Sidenote - search github for "envguard" - there literally hundreds vibe coded repos popping up solving this problem. Search just this site - there are a few that popped up in the last few months.
Thanks for the recommendation, Theo! I'll check out varlock.dev — it looks like a solid, mature solution for teams that need full-featured config management with backend plugins and log redaction.
EnvGuard takes a different approach: it's intentionally minimal and zero-dependency. No runtime, no plugins, no backend integration — just a lightweight CLI you can drop into any project in seconds. The focus is on catching secrets before they reach production, not on managing how configs are loaded.
The "vibe coded repos" phenomenon is actually a sign that this problem matters to a lot of developers. The difference with EnvGuard is that it's a real, maintained project with a clear roadmap (multi-language support, plugin system, IDE integration) — not a weekend experiment.

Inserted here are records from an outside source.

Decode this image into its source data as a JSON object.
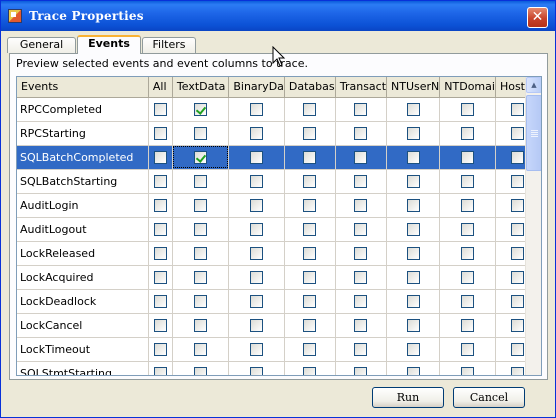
{
  "window": {
    "title": "Trace Properties",
    "close_glyph": "✕"
  },
  "tabs": [
    {
      "label": "General"
    },
    {
      "label": "Events"
    },
    {
      "label": "Filters"
    }
  ],
  "hint": "Preview selected events and event columns to trace.",
  "table": {
    "headers": [
      "Events",
      "All",
      "TextData",
      "BinaryDa",
      "Databas",
      "Transact",
      "NTUserN",
      "NTDomai",
      "HostNa"
    ],
    "rows": [
      {
        "name": "RPCCompleted",
        "checked": [
          false,
          true,
          false,
          false,
          false,
          false,
          false,
          false
        ]
      },
      {
        "name": "RPCStarting",
        "checked": [
          false,
          false,
          false,
          false,
          false,
          false,
          false,
          false
        ]
      },
      {
        "name": "SQLBatchCompleted",
        "checked": [
          false,
          true,
          false,
          false,
          false,
          false,
          false,
          false
        ],
        "selected": true
      },
      {
        "name": "SQLBatchStarting",
        "checked": [
          false,
          false,
          false,
          false,
          false,
          false,
          false,
          false
        ]
      },
      {
        "name": "AuditLogin",
        "checked": [
          false,
          false,
          false,
          false,
          false,
          false,
          false,
          false
        ]
      },
      {
        "name": "AuditLogout",
        "checked": [
          false,
          false,
          false,
          false,
          false,
          false,
          false,
          false
        ]
      },
      {
        "name": "LockReleased",
        "checked": [
          false,
          false,
          false,
          false,
          false,
          false,
          false,
          false
        ]
      },
      {
        "name": "LockAcquired",
        "checked": [
          false,
          false,
          false,
          false,
          false,
          false,
          false,
          false
        ]
      },
      {
        "name": "LockDeadlock",
        "checked": [
          false,
          false,
          false,
          false,
          false,
          false,
          false,
          false
        ]
      },
      {
        "name": "LockCancel",
        "checked": [
          false,
          false,
          false,
          false,
          false,
          false,
          false,
          false
        ]
      },
      {
        "name": "LockTimeout",
        "checked": [
          false,
          false,
          false,
          false,
          false,
          false,
          false,
          false
        ]
      },
      {
        "name": "SQLStmtStarting",
        "checked": [
          false,
          false,
          false,
          false,
          false,
          false,
          false,
          false
        ]
      }
    ]
  },
  "buttons": {
    "run": "Run",
    "cancel": "Cancel"
  },
  "scrollbar": {
    "up_glyph": "▲",
    "position": 0.0
  }
}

Different tools for different needs. If you need enterprise-grade config management, varlock.dev is great. If you need a quick, audit-friendly security scan before pushing to GitHub, EnvGuard is designed for that.
I agree that the volume of vibe coded solutions is a sign that it's a real problem. I do wish more folks would do a bit more reasearch before jumping in and trying to reinvent the wheel though 🤣
No shade and no judgement about your project. Just pointing out the name "envguard" is extremely popular these days, so if this is a real project you intend to continue building, you may want to pick a more unique name.
Our goal with varlock is that it makes as much sense to use on a tiny solo experiment as it does on a big enterprise project.